Le plus proche au niveau bac+2 est le BTS Étude et réalisation d’agencement (ERA). Il forme à la conception technique et au suivi de projets d’agencement : relevés, plans, matériaux, coûts, préparation de chantier et coordination. C’est une voie très solide pour intégrer rapidement une entreprise d’agencement, un bureau d’études, une menuiserie haut de gamme, une enseigne spécialisée ou une agence.

Si votre objectif est davantage la création d’ambiances, la conception globale d’un lieu et la direction artistique d’un projet, le DN MADE mention espace, en trois ans après le bac, est souvent plus aligné. Des écoles spécialisées proposent aussi des cursus en architecture intérieure, parfois jusqu’au bac+5.

💡 À retenir avant de vous inscrire

Un BTS ERA permet d’acquérir une excellente base technique et d’entrer dans la vie active. En revanche, il ne suffit pas automatiquement à se présenter comme architecte d’intérieur sur des missions complexes. Pour viser la reconnaissance professionnelle la plus élevée du secteur, regardez les formations reconnues par le Conseil français des architectes d’intérieur (CFAI), généralement construites sur cinq années d’études après le bac.

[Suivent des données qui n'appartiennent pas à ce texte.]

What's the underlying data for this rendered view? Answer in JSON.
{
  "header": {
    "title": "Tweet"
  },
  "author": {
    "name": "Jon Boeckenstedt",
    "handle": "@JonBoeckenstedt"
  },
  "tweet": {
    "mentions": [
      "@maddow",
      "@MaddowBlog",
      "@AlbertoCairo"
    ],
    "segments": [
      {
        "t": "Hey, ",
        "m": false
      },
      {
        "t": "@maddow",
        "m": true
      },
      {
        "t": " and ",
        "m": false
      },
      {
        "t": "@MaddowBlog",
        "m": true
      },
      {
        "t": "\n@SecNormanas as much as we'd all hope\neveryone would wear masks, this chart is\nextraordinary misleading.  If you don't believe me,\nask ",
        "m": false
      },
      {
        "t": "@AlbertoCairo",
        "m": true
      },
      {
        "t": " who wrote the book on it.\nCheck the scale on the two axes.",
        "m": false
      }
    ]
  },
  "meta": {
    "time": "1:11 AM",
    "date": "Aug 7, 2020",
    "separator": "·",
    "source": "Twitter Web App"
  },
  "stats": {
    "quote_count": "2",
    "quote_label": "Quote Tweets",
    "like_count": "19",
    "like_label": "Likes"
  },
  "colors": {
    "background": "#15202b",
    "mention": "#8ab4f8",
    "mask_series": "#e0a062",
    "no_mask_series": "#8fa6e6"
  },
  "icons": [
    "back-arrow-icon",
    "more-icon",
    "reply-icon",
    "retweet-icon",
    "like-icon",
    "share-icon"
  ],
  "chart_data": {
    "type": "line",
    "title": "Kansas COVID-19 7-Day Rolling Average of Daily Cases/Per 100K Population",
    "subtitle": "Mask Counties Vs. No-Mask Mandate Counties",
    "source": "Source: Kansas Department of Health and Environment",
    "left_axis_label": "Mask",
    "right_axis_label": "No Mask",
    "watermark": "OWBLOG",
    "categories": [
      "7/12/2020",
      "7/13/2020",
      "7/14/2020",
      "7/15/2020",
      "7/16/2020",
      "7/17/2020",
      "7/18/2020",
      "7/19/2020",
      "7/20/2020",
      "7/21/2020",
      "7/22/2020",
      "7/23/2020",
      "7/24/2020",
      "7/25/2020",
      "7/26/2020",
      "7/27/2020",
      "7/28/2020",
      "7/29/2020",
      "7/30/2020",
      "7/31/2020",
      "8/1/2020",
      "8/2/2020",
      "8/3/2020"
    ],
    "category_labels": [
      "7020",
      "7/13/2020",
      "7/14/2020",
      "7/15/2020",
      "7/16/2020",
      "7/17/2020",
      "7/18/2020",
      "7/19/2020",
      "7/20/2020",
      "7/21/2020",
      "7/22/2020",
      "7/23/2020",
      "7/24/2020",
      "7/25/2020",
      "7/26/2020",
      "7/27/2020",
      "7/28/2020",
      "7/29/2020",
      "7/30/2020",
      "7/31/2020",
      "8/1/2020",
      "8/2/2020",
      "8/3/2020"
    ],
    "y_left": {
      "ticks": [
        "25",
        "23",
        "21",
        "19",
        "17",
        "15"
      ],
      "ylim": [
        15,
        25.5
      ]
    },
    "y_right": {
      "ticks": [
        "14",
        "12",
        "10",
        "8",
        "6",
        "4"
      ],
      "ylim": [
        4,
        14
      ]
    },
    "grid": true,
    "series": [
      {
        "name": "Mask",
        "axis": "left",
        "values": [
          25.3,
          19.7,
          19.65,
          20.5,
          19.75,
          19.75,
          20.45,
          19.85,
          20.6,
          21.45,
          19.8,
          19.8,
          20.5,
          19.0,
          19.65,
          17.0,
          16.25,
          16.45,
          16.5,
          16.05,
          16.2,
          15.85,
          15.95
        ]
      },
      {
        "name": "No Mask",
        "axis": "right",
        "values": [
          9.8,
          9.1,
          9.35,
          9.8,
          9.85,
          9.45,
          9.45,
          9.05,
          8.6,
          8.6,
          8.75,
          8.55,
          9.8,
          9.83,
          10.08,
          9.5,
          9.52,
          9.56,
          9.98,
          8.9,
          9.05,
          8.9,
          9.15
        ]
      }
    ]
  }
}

Enfin, ne confondez pas architecte d’intérieur et architecte. L’architecte est une profession réglementée, avec des règles précises d’exercice. L’architecte d’intérieur conçoit et transforme les usages, les volumes, les circulations, les matériaux et l’ambiance d’un espace existant ; selon l’ampleur des travaux, il travaille avec des artisans, maîtres d’œuvre, bureaux d’études et parfois un architecte.

Quel parcours choisir pour accéder à un métier qui paie correctement ?

Il n’y a pas un parcours unique, mais il y a des choix plus stratégiques selon votre besoin de sécurité, votre niveau scolaire et le métier concret que vous imaginez exercer au quotidien.

ParcoursDuréeCe qu’il prépare particulièrementAtout pour l’emploi
BTS ERA2 ansAgencement, plans techniques, chiffrage, préparation et suivi d’exécutionInsertion rapide dans les entreprises d’agencement et bureaux d’études
DN MADE mention espace3 ansConception d’espaces, démarche design, maquettes, représentation et usagesPortfolio créatif plus structuré et poursuite d’études possible
Licence professionnelle ou bachelor complémentaire1 à 3 ans selon l’admissionSpécialisation : retail, habitat, modélisation 3D, conduite de projetPermet de renforcer un bac+2 et de viser davantage de responsabilités
Cursus spécialisé en cinq ans5 ans après le bacArchitecture intérieure, conception globale, maîtrise de projetPositionnement plus crédible sur les projets complexes et haut de gamme

Le bon choix dépend de votre projet. Le BTS ERA est particulièrement pertinent si vous aimez le concret : comprendre comment un meuble sur mesure se fabrique, lire un plan, anticiper un détail de pose, calculer une quantité de matériaux ou échanger avec un artisan. Ce sont des compétences très monnayables, car une idée séduisante doit aussi pouvoir être budgétée et réalisée.

Le DN MADE ou un cursus long convient mieux si vous voulez approfondir la culture du design, concevoir des scénographies, travailler sur des hôtels, des boutiques, des espaces tertiaires ou signer à terme des projets résidentiels complets. L’idéal, pour beaucoup de profils, consiste à associer sensibilité créative et rigueur technique.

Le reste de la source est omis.